In 2006, the National Quality Forum (NQF) issued a report detailing 38 Preferred Practices for Palliative and Hospice Care Quality. NQF used the Clinical Practice Guidelines for Quality Palliative Care as the starting point for developing Preferred Practices and was guided in its deliberations by the following definitions:
Palliative care refers to patient- and family-centered care that optimizes quality of life by anticipating, preventing, and treating suffering. Palliative care throughout the continuum of illness involves addressing physical, intellectual, emotional, social, and spiritual needs and facilitating patient autonomy, access to information, and choice. Hospice care is a service delivery system that provides palliative care for patients who have a limited life expectancy and require comprehensive biomedical, psychosocial, and spiritual support as they enter the terminal stage of an illness or condition. It also supports family members coping with the complex consequences of illness, disability, and aging as death nears.

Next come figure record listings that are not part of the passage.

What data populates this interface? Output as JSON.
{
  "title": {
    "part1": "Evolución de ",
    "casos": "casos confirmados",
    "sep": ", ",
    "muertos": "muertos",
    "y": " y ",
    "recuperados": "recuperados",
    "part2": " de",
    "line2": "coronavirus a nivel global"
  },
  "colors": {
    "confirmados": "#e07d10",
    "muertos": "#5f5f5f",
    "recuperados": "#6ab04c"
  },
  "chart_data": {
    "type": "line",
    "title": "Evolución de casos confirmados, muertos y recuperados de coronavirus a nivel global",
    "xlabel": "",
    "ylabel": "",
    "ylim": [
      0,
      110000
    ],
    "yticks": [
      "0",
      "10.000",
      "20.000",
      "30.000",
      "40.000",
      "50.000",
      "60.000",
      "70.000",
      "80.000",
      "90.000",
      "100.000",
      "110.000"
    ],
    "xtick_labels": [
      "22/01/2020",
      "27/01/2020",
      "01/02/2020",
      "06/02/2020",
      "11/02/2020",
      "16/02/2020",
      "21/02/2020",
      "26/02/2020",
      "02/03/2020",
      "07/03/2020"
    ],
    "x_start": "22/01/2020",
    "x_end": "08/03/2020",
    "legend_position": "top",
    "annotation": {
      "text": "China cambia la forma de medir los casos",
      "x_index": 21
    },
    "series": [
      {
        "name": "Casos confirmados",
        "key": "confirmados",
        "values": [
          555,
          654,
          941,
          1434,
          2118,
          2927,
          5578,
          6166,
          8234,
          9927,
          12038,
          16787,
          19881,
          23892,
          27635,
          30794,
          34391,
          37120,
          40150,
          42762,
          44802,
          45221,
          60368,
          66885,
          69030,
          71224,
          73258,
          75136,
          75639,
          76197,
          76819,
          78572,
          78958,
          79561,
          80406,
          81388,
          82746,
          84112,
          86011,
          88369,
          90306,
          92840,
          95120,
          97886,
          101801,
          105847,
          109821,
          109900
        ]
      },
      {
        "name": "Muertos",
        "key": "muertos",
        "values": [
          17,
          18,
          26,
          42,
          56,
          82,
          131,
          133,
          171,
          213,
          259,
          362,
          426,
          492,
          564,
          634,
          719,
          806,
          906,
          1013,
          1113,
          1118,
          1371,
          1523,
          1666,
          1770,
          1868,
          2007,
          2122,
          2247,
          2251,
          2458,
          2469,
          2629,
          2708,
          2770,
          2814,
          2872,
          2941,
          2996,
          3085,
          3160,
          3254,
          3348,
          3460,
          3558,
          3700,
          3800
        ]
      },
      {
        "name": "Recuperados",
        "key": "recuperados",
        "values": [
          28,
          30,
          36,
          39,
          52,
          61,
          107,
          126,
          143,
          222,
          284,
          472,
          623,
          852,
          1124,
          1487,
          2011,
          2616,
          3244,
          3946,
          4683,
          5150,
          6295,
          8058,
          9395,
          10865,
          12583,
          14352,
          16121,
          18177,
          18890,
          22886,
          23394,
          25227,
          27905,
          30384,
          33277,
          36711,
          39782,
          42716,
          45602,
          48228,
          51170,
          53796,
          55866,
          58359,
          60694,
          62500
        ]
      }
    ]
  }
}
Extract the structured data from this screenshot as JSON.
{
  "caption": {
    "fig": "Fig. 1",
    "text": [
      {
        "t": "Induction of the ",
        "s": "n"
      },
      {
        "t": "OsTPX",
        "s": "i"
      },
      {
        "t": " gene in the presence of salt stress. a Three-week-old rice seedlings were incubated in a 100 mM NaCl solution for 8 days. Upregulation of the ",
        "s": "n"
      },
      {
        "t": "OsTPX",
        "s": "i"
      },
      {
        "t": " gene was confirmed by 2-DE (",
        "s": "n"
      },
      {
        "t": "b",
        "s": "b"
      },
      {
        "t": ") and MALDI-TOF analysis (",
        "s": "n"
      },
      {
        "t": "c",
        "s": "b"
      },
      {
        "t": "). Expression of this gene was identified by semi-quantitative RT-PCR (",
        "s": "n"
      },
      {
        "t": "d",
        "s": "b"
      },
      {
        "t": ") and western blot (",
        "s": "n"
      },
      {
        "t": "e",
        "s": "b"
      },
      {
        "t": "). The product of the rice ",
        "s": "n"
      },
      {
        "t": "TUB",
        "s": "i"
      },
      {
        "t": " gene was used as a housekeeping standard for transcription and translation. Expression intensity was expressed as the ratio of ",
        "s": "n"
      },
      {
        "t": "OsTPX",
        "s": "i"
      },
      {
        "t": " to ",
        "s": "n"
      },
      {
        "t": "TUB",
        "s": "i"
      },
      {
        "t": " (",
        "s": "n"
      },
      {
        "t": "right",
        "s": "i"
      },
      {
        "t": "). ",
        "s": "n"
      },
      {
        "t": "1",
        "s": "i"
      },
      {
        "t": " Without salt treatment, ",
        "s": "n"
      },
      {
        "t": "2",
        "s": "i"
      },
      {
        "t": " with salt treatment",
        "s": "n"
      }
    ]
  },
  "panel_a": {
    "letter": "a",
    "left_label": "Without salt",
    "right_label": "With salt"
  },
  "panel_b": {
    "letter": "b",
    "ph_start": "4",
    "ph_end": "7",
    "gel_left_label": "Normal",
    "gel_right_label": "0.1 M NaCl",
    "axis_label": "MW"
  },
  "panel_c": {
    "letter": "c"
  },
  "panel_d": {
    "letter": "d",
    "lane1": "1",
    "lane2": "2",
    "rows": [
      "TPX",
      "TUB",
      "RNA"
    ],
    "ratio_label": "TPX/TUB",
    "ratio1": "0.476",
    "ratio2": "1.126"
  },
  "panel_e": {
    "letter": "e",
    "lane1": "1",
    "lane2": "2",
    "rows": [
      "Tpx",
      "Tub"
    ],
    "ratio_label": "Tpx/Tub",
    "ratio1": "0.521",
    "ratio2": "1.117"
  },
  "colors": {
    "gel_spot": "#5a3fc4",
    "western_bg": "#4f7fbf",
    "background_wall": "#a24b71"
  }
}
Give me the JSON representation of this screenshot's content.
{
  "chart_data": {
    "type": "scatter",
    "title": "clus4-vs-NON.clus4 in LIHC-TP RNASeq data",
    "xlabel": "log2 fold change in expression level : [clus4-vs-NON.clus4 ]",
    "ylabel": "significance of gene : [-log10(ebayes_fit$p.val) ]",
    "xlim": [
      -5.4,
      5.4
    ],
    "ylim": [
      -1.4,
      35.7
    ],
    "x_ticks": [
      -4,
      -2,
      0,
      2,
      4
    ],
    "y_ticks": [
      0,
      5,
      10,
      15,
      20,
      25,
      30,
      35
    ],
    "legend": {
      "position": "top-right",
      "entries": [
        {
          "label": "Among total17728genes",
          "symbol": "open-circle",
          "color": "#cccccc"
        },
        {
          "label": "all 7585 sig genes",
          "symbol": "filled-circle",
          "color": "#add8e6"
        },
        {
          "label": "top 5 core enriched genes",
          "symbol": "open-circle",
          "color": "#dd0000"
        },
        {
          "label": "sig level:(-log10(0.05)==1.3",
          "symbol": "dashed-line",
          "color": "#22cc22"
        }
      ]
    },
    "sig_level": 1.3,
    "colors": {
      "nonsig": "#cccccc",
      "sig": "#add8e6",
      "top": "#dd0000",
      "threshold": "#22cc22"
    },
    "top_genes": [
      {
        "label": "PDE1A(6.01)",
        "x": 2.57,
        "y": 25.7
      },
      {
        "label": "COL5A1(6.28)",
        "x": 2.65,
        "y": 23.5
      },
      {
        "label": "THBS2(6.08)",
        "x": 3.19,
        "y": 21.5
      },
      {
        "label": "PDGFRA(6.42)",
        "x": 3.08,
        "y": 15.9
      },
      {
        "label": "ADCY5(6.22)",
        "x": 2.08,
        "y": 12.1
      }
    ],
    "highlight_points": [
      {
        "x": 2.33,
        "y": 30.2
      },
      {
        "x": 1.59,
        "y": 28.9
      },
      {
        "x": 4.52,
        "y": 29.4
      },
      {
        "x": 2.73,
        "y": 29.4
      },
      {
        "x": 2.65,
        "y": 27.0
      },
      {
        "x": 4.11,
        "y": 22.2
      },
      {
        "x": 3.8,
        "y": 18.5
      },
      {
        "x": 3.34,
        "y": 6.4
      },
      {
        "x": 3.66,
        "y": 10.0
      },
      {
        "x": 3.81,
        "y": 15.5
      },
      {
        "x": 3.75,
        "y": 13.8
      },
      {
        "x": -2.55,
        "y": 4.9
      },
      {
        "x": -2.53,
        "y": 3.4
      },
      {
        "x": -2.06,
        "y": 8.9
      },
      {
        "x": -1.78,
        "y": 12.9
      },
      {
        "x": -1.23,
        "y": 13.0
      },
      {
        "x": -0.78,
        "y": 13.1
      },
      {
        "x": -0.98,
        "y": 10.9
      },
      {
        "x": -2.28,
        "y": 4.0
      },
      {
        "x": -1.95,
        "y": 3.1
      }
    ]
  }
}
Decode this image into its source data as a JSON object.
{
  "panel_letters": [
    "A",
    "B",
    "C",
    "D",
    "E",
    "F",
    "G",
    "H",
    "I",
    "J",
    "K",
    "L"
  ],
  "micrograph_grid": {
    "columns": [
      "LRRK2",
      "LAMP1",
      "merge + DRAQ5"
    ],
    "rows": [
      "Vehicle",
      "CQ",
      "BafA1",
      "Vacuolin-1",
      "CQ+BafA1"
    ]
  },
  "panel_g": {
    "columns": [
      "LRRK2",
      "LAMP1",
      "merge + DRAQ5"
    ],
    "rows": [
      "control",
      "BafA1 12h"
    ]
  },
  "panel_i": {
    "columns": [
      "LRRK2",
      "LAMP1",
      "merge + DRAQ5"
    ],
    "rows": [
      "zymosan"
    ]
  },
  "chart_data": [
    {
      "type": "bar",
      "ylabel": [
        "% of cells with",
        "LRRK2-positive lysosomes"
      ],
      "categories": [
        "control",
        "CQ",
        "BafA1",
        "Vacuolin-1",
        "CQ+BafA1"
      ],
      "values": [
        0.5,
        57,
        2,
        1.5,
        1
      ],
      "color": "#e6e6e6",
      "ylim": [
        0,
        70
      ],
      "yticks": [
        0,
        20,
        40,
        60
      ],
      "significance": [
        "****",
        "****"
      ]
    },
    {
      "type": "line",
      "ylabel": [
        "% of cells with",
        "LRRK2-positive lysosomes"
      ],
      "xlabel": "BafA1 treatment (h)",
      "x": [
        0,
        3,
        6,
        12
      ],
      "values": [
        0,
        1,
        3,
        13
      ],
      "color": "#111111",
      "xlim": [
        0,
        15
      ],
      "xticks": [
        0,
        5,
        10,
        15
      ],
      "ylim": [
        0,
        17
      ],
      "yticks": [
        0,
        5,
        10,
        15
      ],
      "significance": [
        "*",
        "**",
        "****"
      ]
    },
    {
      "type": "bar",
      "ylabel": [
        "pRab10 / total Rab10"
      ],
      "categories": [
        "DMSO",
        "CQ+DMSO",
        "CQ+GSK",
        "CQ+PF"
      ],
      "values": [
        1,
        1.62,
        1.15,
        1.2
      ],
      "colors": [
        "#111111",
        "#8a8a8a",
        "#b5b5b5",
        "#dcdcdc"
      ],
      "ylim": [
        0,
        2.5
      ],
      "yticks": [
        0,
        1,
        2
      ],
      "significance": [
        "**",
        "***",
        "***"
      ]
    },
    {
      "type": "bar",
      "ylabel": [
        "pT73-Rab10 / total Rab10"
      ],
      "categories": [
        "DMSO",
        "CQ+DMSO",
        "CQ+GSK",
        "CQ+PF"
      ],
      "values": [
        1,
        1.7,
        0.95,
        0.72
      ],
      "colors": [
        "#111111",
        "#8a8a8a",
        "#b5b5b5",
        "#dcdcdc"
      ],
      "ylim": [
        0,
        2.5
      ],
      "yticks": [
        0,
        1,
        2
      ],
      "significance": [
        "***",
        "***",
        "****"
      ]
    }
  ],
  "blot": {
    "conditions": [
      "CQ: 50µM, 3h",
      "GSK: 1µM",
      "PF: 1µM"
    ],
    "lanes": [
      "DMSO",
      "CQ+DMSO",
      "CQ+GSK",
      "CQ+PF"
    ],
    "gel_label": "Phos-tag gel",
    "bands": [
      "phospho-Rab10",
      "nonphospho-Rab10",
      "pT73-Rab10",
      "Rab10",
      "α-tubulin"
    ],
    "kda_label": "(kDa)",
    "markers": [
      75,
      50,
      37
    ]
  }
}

Hospice care further addresses the bereavement needs of the family following the death of the patient.
The Center to Advance Palliative Care (CAPC) has developed a document that provides a crosswalk between The Joint Commission standards and palliative care. This document will assist programs in developing the necessary policies and associated clinical tools and resources to ensure that a palliative care program meets the NQF’s Preferred Practices. This document is divided into three sections:
I. Index of Preferred Practices, Policies, Tools and Resources
II. Sample Policies developed by existing hospital-based palliative care programs. Hospitals can adapt these tools to fit their institutions’ needs.
III. Tools/Resources to implement the Preferred Practices. Hospitals can adapt these tools to fit their institutions’ needs.